A 12-year-old Nicaraguan boy in Guatemala was thrown off a bridge for refusing to kill a stranger, the Mirror reports.
A group of thugs ambushed Angel Ariel Escalante Perez while he was walking home from school. They handed him a gun and gave him a heartbreaking choice: shoot a bus driver or be killed, according to Fusion.
Angel, whose father Luis Escalante was a bus driver himself, refused and told them to take his life instead.
Then, the thugs gave him one last choice – they could throw him off a bridge, or they could chop him up with machetes. He chose the bridge.
The thugs threw him 443 feet off the Incienso Bridge, one of Central America’s longest bridges. Angel landed in thick brush below, where he miraculously survived. His family found him 72 hours later and rushed him to the hospital; however he died in the hospital 15 days later from his injuries, according to the Mirror.
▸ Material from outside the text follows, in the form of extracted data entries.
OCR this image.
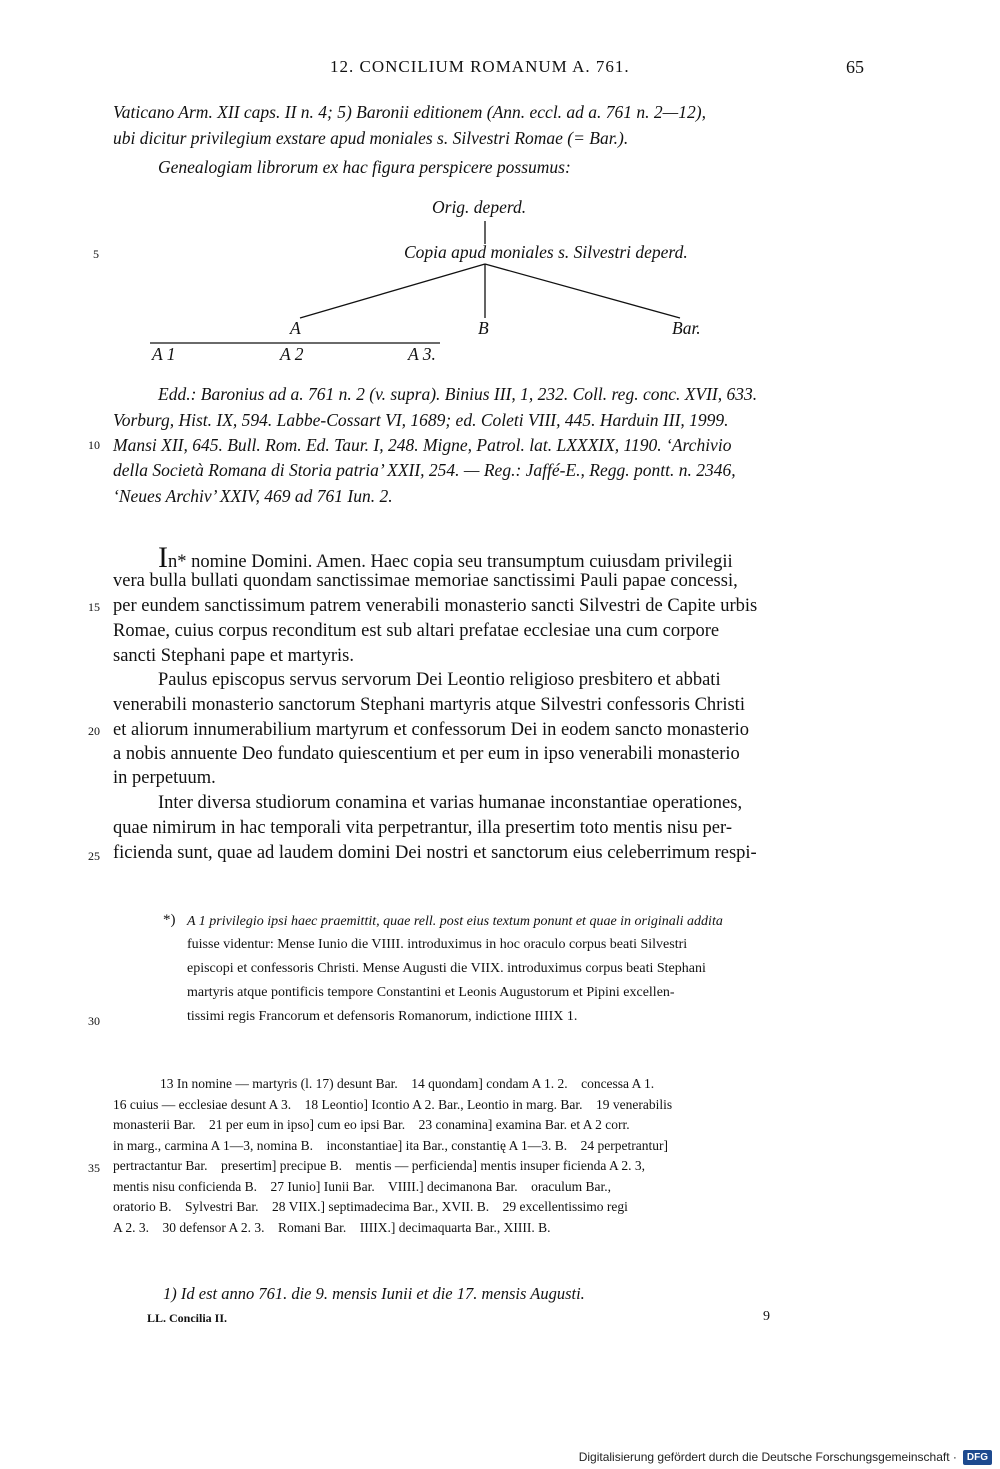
12. CONCILIUM ROMANUM A. 761.	65
Vaticano Arm. XII caps. II n. 4; 5) Baronii editionem (Ann. eccl. ad a. 761 n. 2—12),
ubi dicitur privilegium exstare apud moniales s. Silvestri Romae (= Bar.).
Genealogiam librorum ex hac figura perspicere possumus:
Orig. deperd.
Copia apud moniales s. Silvestri deperd.
A	B	Bar.
A 1	A 2	A 3.
5
10
15
20
25
30
35
Edd.: Baronius ad a. 761 n. 2 (v. supra). Binius III, 1, 232. Coll. reg. conc. XVII, 633.
Vorburg, Hist. IX, 594. Labbe-Cossart VI, 1689; ed. Coleti VIII, 445. Harduin III, 1999.
Mansi XII, 645. Bull. Rom. Ed. Taur. I, 248. Migne, Patrol. lat. LXXXIX, 1190. ‘Archivio
della Società Romana di Storia patria’ XXII, 254. — Reg.: Jaffé-E., Regg. pontt. n. 2346,
‘Neues Archiv’ XXIV, 469 ad 761 Iun. 2.
In* nomine Domini. Amen. Haec copia seu transumptum cuiusdam privilegii
vera bulla bullati quondam sanctissimae memoriae sanctissimi Pauli papae concessi,
per eundem sanctissimum patrem venerabili monasterio sancti Silvestri de Capite urbis
Romae, cuius corpus reconditum est sub altari prefatae ecclesiae una cum corpore
sancti Stephani pape et martyris.
Paulus episcopus servus servorum Dei Leontio religioso presbitero et abbati
venerabili monasterio sanctorum Stephani martyris atque Silvestri confessoris Christi
et aliorum innumerabilium martyrum et confessorum Dei in eodem sancto monasterio
a nobis annuente Deo fundato quiescentium et per eum in ipso venerabili monasterio
in perpetuum.
Inter diversa studiorum conamina et varias humanae inconstantiae operationes,
quae nimirum in hac temporali vita perpetrantur, illa presertim toto mentis nisu per-
ficienda sunt, quae ad laudem domini Dei nostri et sanctorum eius celeberrimum respi-
*) A 1 privilegio ipsi haec praemittit, quae rell. post eius textum ponunt et quae in originali addita
fuisse videntur: Mense Iunio die VIIII. introduximus in hoc oraculo corpus beati Silvestri
episcopi et confessoris Christi. Mense Augusti die VIIX. introduximus corpus beati Stephani
martyris atque pontificis tempore Constantini et Leonis Augustorum et Pipini excellen-
tissimi regis Francorum et defensoris Romanorum, indictione IIIIX 1.
13 In nomine — martyris (l. 17) desunt Bar.    14 quondam] condam A 1. 2.    concessa A 1.
16 cuius — ecclesiae desunt A 3.    18 Leontio] Icontio A 2. Bar., Leontio in marg. Bar.    19 venerabilis
monasterii Bar.    21 per eum in ipso] cum eo ipsi Bar.    23 conamina] examina Bar. et A 2 corr.
in marg., carmina A 1—3, nomina B.    inconstantiae] ita Bar., constantię A 1—3. B.    24 perpetrantur]
pertractantur Bar.    presertim] precipue B.    mentis — perficienda] mentis insuper ficienda A 2. 3,
mentis nisu conficienda B.    27 Iunio] Iunii Bar.    VIIII.] decimanona Bar.    oraculum Bar.,
oratorio B.    Sylvestri Bar.    28 VIIX.] septimadecima Bar., XVII. B.    29 excellentissimo regi
A 2. 3.    30 defensor A 2. 3.    Romani Bar.    IIIIX.] decimaquarta Bar., XIIII. B.
1) Id est anno 761. die 9. mensis Iunii et die 17. mensis Augusti.
LL. Concilia II.	9
Digitalisierung gefördert durch die Deutsche Forschungsgemeinschaft ·	DFG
There is a chance that, if he had been found sooner, doctors could have saved him, they said.
"The father of the child said his son had been gone for 72 hours and told him that six alleged kidnappers threw him off because he refused to kill a bus driver,” said Guatemalan firemen’s spokesman Javier Soto. "The child was asked how he would prefer to die - whether it would be through stabbing or by being thrown off a bridge - and he chose the latter. The fall was from 135 meters. Usually people who jump or are thrown from there do not survive."
According to Edgar Guerra, local human rights activist, these crimes are increasing. Guerra speculates that one reason for this is that the parties involved do not want to be charged with crime if they are caught, reports the Mirror.
Latin American gangs often recruit young children with low levels of education and poor backgrounds, because they can smuggle drugs and guns more easily than adults, and because, if caught, they would face a lax prison sentence. In Guatemala, the maximum prison sentence for a child who commits homicide is only six years, whereas the same crime can earn an adult up to 25 years, according to In Sight Crime.